A. Aucune violation de l’équité procédurale durant l’audience de la SPR

[14] Les demandeurs plaident que la gestion brutale de l’audience a engendré une violation de l’équité procédurale parce que la SPR les a empêchés de présenter des éléments de preuve pertinents, ce qui les a privés de leur droit d’être entendu. Ils se fondent sur deux occasions où la SPR les aurait empêchés de produire des éléments de preuve pertinents.

[15] Dans le premier cas, la commissaire de la SPR aurait sommé le demandeur principal de répondre d’abord à sa question, après que celui-ci eut demandé d’expliquer quelque chose. Selon les demandeurs, il aurait alors été empêché de mettre en lumière le système d’héritage.

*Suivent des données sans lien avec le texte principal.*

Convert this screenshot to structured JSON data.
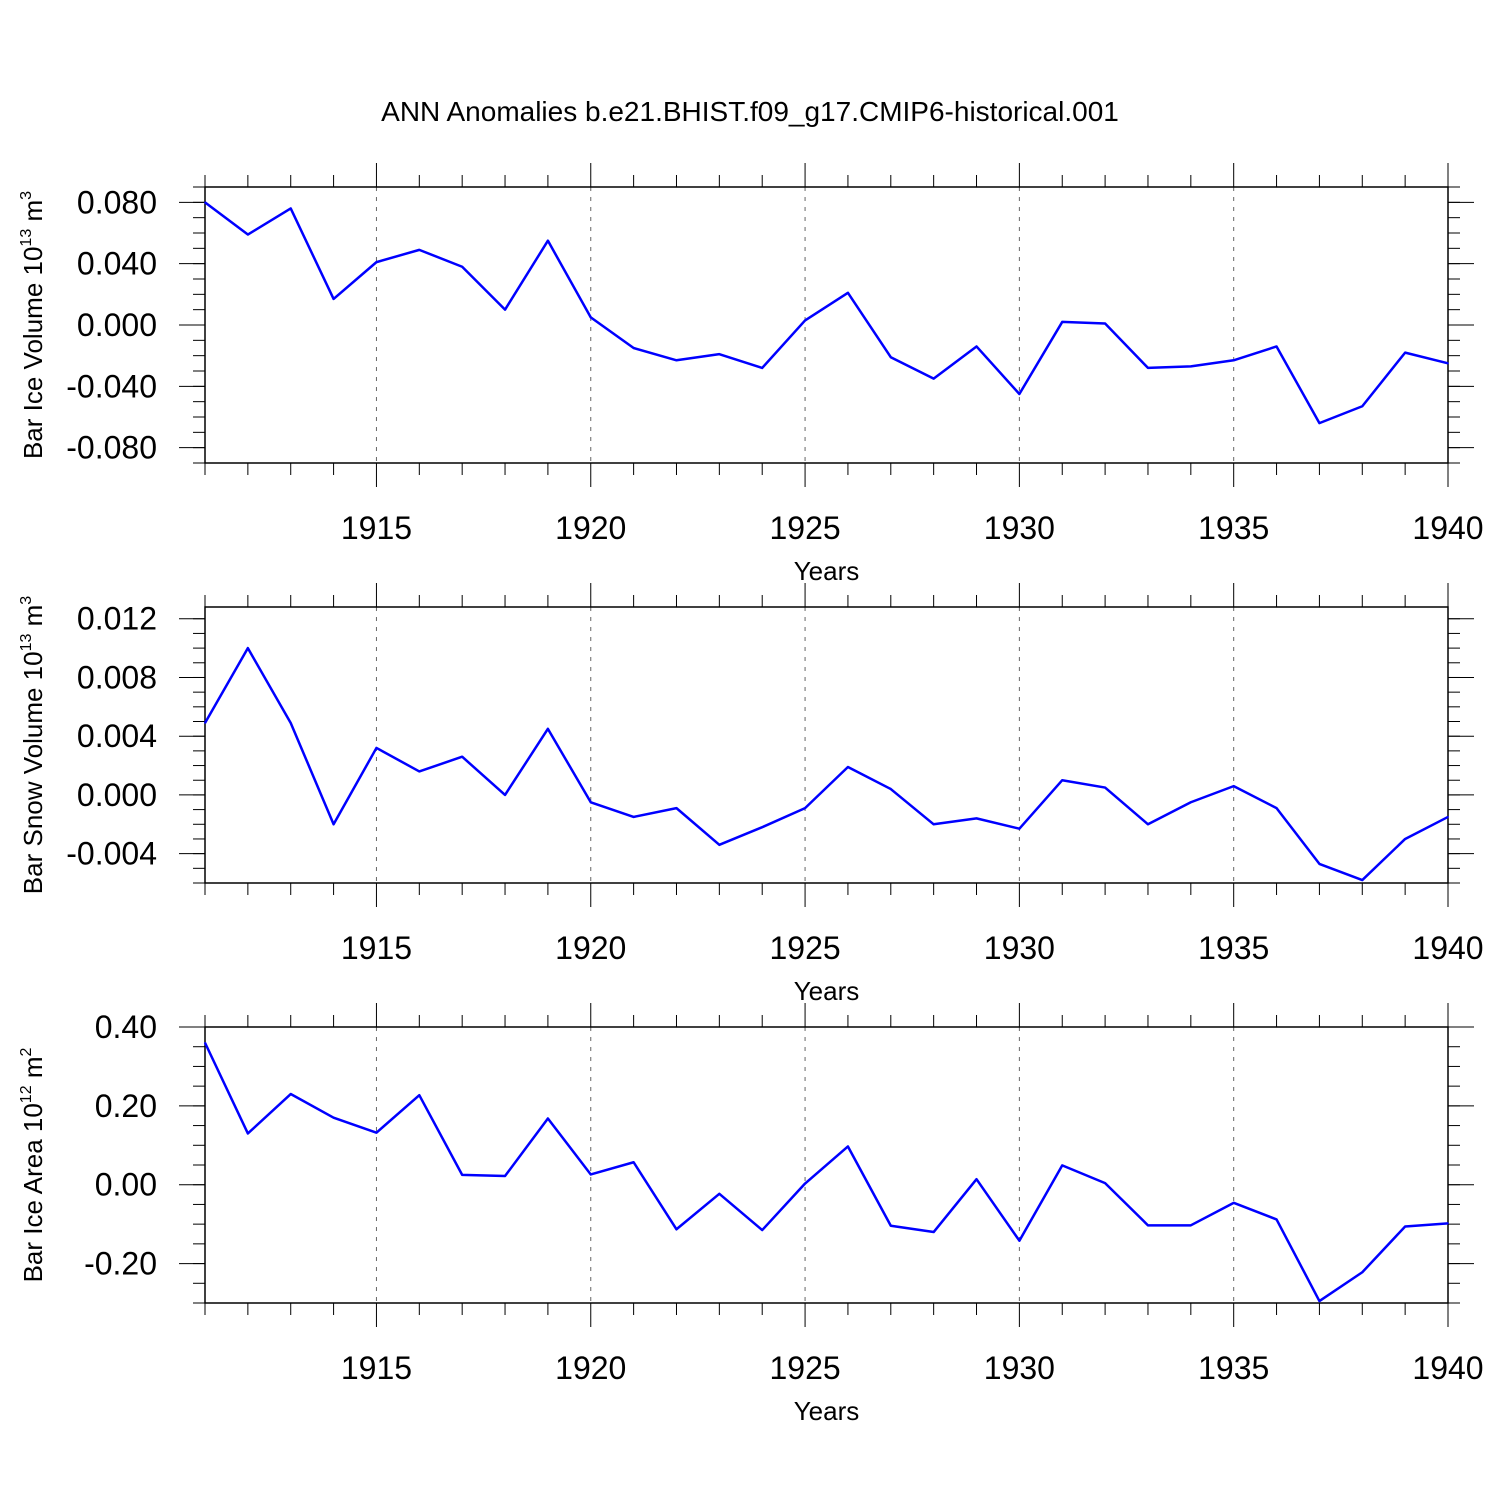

Suivant les questions posées par la commissaire de la SPR, le conseil des demandeurs a expressément demandé au demandeur principal : [traduction] « Pouvez-vous expliquer comment le système d’héritage fonctionne en Palestine eu égard au legs du grand-père à ses petits-enfants ? ». En me fondant sur mon examen, je me rallie à l’évaluation faite par la SAR. Je ne vois pas comment le demandeur principal a été empêché de témoigner à cet égard.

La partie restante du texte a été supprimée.